Targeted therapy is one of the major modalities of medical treatment (pharmacotherapy) for cancer treatment, the other being hormone therapy and cytotoxic chemotherapy. As a form of molecular medicine, targeted therapy blocks the growth of cancer cells by interfering with specific targeted molecules needed for carcinogenesis and tumor growth, rather than by simply interfering with all rapidly dividing cells (e.g. with traditional chemotherapy). Because most agents for targeted therapy are biopharmaceuticals, the term biologic therapy is sometimes synonymous with targeted therapy when used in the context of cancer therapy (and thus distinguished from chemotherapy, that is, cytotoxic therapy). However, the modalities can be combined; antibody-drug conjugates combine biological and cytotoxic mechanisms into one targeted therapy.
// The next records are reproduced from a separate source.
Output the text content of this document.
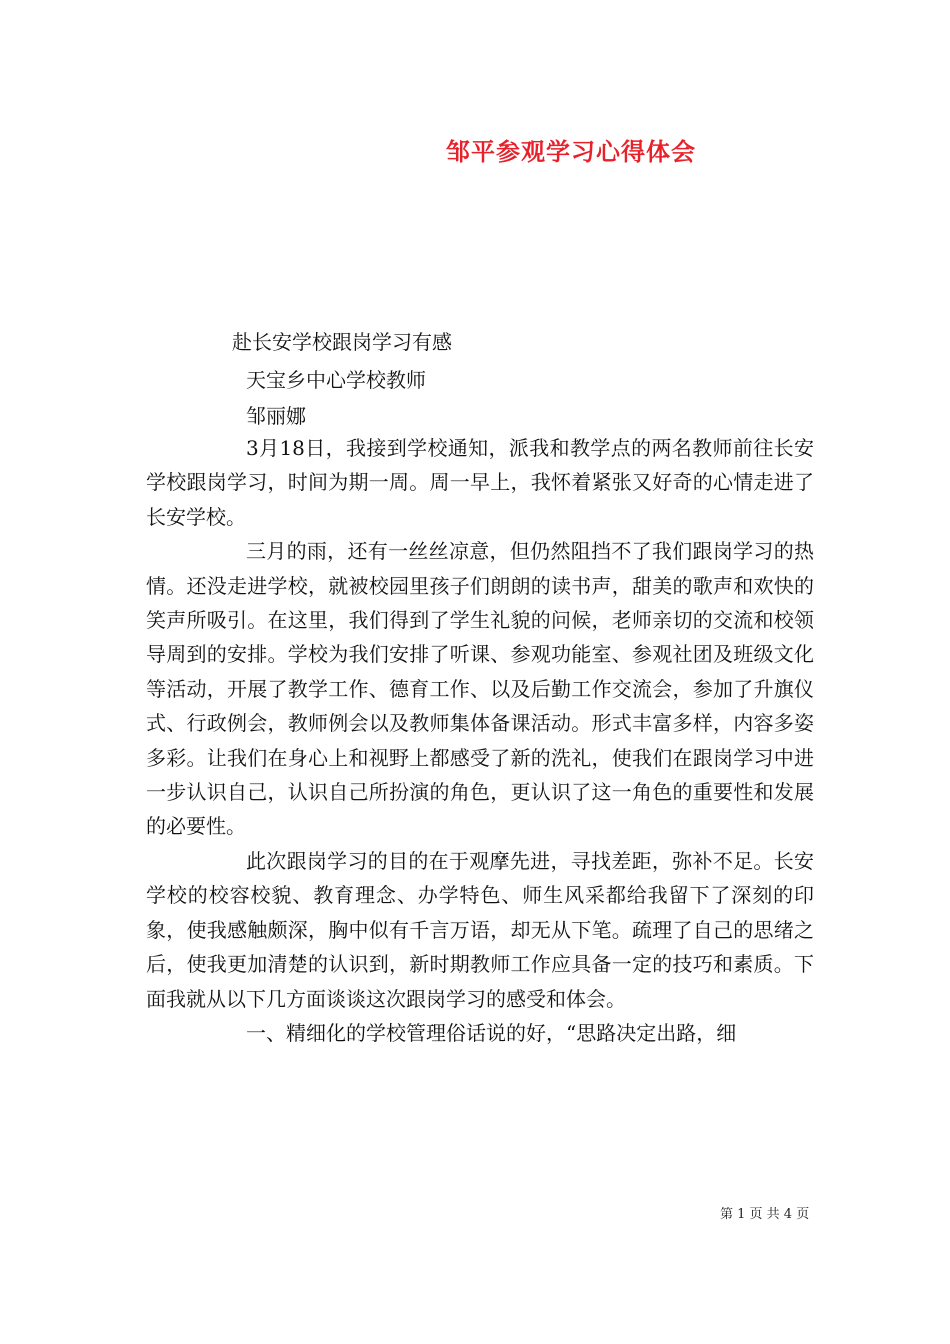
邹平参观学习心得体会
赴长安学校跟岗学习有感
天宝乡中心学校教师
邹丽娜

3月18日，我接到学校通知，派我和教学点的两名教师前往长安学校跟岗学习，时间为期一周。周一早上，我怀着紧张又好奇的心情走进了长安学校。

三月的雨，还有一丝丝凉意，但仍然阻挡不了我们跟岗学习的热情。还没走进学校，就被校园里孩子们朗朗的读书声，甜美的歌声和欢快的笑声所吸引。在这里，我们得到了学生礼貌的问候，老师亲切的交流和校领导周到的安排。学校为我们安排了听课、参观功能室、参观社团及班级文化等活动，开展了教学工作、德育工作、以及后勤工作交流会，参加了升旗仪式、行政例会，教师例会以及教师集体备课活动。形式丰富多样，内容多姿多彩。让我们在身心上和视野上都感受了新的洗礼，使我们在跟岗学习中进一步认识自己，认识自己所扮演的角色，更认识了这一角色的重要性和发展的必要性。

此次跟岗学习的目的在于观摩先进，寻找差距，弥补不足。长安学校的校容校貌、教育理念、办学特色、师生风采都给我留下了深刻的印象，使我感触颇深，胸中似有千言万语，却无从下笔。疏理了自己的思绪之后，使我更加清楚的认识到，新时期教师工作应具备一定的技巧和素质。下面我就从以下几方面谈谈这次跟岗学习的感受和体会。

一、精细化的学校管理俗话说的好，“思路决定出路，细

第 1 页 共 4 页
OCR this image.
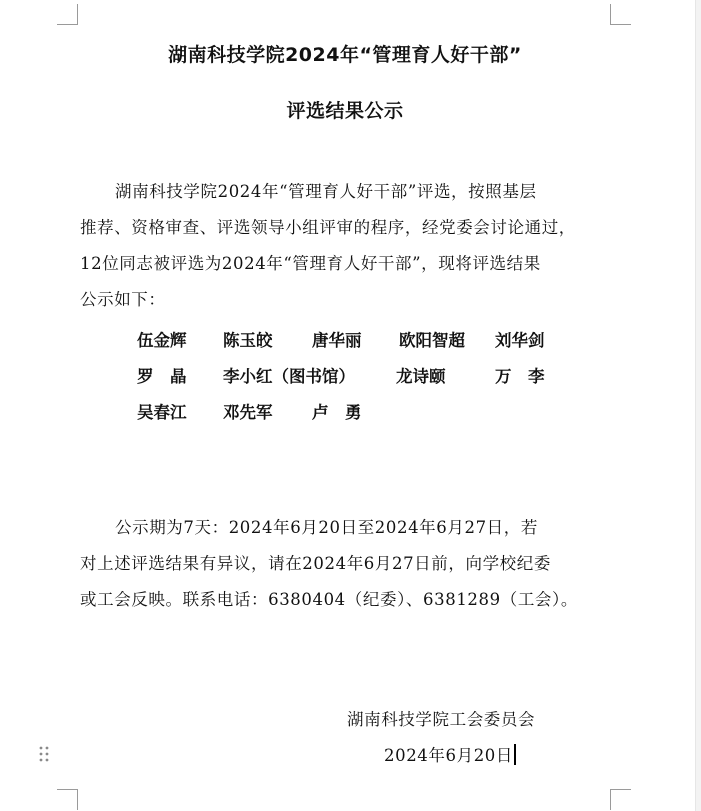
湖南科技学院2024年“管理育人好干部”
评选结果公示
湖南科技学院2024年“管理育人好干部”评选，按照基层
推荐、资格审查、评选领导小组评审的程序，经党委会讨论通过，
12位同志被评选为2024年“管理育人好干部”，现将评选结果
公示如下：
伍金辉 陈玉皎 唐华丽 欧阳智超 刘华剑
罗　晶 李小红（图书馆） 龙诗颐	万　李
吴春江 邓先军 卢　勇
公示期为7天：2024年6月20日至2024年6月27日，若
对上述评选结果有异议，请在2024年6月27日前，向学校纪委
或工会反映。联系电话：6380404（纪委）、6381289（工会）。
湖南科技学院工会委员会
2024年6月20日
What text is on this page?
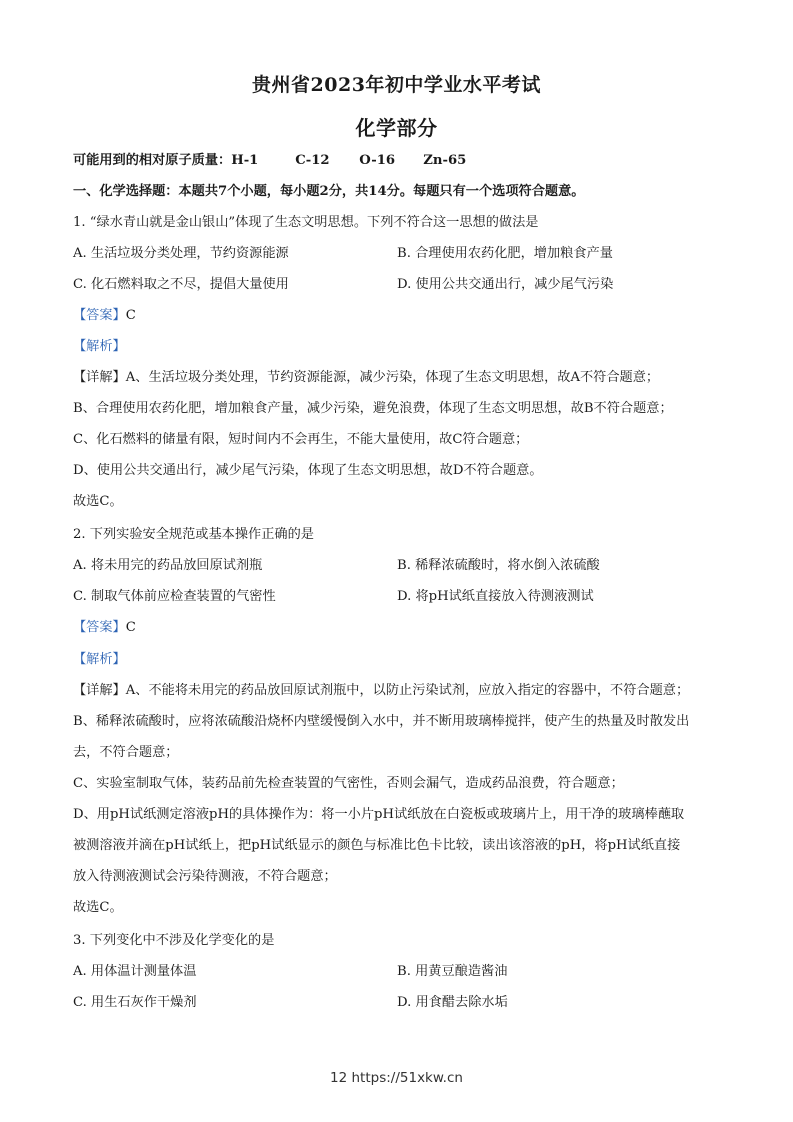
贵州省2023年初中学业水平考试
化学部分
可能用到的相对原子质量：H-1	C-12 O-16 Zn-65
一、化学选择题：本题共7个小题，每小题2分，共14分。每题只有一个选项符合题意。
1. “绿水青山就是金山银山”体现了生态文明思想。下列不符合这一思想的做法是
A. 生活垃圾分类处理，节约资源能源	B. 合理使用农药化肥，增加粮食产量
C. 化石燃料取之不尽，提倡大量使用	D. 使用公共交通出行，减少尾气污染
【答案】C
【解析】
【详解】A、生活垃圾分类处理，节约资源能源，减少污染，体现了生态文明思想，故A不符合题意；
B、合理使用农药化肥，增加粮食产量，减少污染，避免浪费，体现了生态文明思想，故B不符合题意；
C、化石燃料的储量有限，短时间内不会再生，不能大量使用，故C符合题意；
D、使用公共交通出行，减少尾气污染，体现了生态文明思想，故D不符合题意。
故选C。
2. 下列实验安全规范或基本操作正确的是
A. 将未用完的药品放回原试剂瓶	B. 稀释浓硫酸时，将水倒入浓硫酸
C. 制取气体前应检查装置的气密性	D. 将pH试纸直接放入待测液测试
【答案】C
【解析】
【详解】A、不能将未用完的药品放回原试剂瓶中，以防止污染试剂，应放入指定的容器中，不符合题意；
B、稀释浓硫酸时，应将浓硫酸沿烧杯内壁缓慢倒入水中，并不断用玻璃棒搅拌，使产生的热量及时散发出
去，不符合题意；
C、实验室制取气体，装药品前先检查装置的气密性，否则会漏气，造成药品浪费，符合题意；
D、用pH试纸测定溶液pH的具体操作为：将一小片pH试纸放在白瓷板或玻璃片上，用干净的玻璃棒蘸取
被测溶液并滴在pH试纸上，把pH试纸显示的颜色与标准比色卡比较，读出该溶液的pH，将pH试纸直接
放入待测液测试会污染待测液，不符合题意；
故选C。
3. 下列变化中不涉及化学变化的是
A. 用体温计测量体温	B. 用黄豆酿造酱油
C. 用生石灰作干燥剂	D. 用食醋去除水垢
12 https://51xkw.cn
Resistance of high-grade tumors to treatment involves cancer stem cell features, deregulated cell division, acceleration of genomic errors, and the emergence of cellular variants that rely upon diverse signaling pathways. This heterogeneous tumor landscape limits the utility of the focal sampling provided by invasive biopsy when designing strategies for targeted therapy. In a roadmap review paper, Parker et al. proposed and developed methods for enabling the mapping of cellular and molecular features in vivo to inform and optimize cancer treatment strategies in the brain. This approach leverages 1) the spatial and temporal advantages of in vivo imaging compared with surgical biopsy, 2) the rapid expansion of meaningful anatomical and functional MR signals, 3) widespread access to cellular and molecular information enabled by next-generation sequencing, and 4) the enhanced accuracy and computational efficiency of deep learning techniques. As multiple cellular variants may be present within volumes below the resolution of imaging, they described a mapping process to decode micro- and even nano-scale properties from the macro-scale data by simultaneously utilizing complimentary multiparametric image signals acquired in routine clinical practice. They outlined design protocols for future research efforts that marry revolutionary bio-information technologies, growing access to increased computational capability, and powerful statistical classification techniques to guide rational treatment selection 1).

B cell targeted therapy


1)
Parker JG, Servati M, Diller EE, Cao S, Ho C, Lober R, Cohen-Gadol A. Targeting intra-tumoral heterogeneity of human brain tumors with in vivo imaging: A roadmap for imaging genomics from multiparametric MR signals. Med Phys. 2022 Nov 13. doi: 10.1002/mp.16059. Epub ahead of print. PMID: 36371678.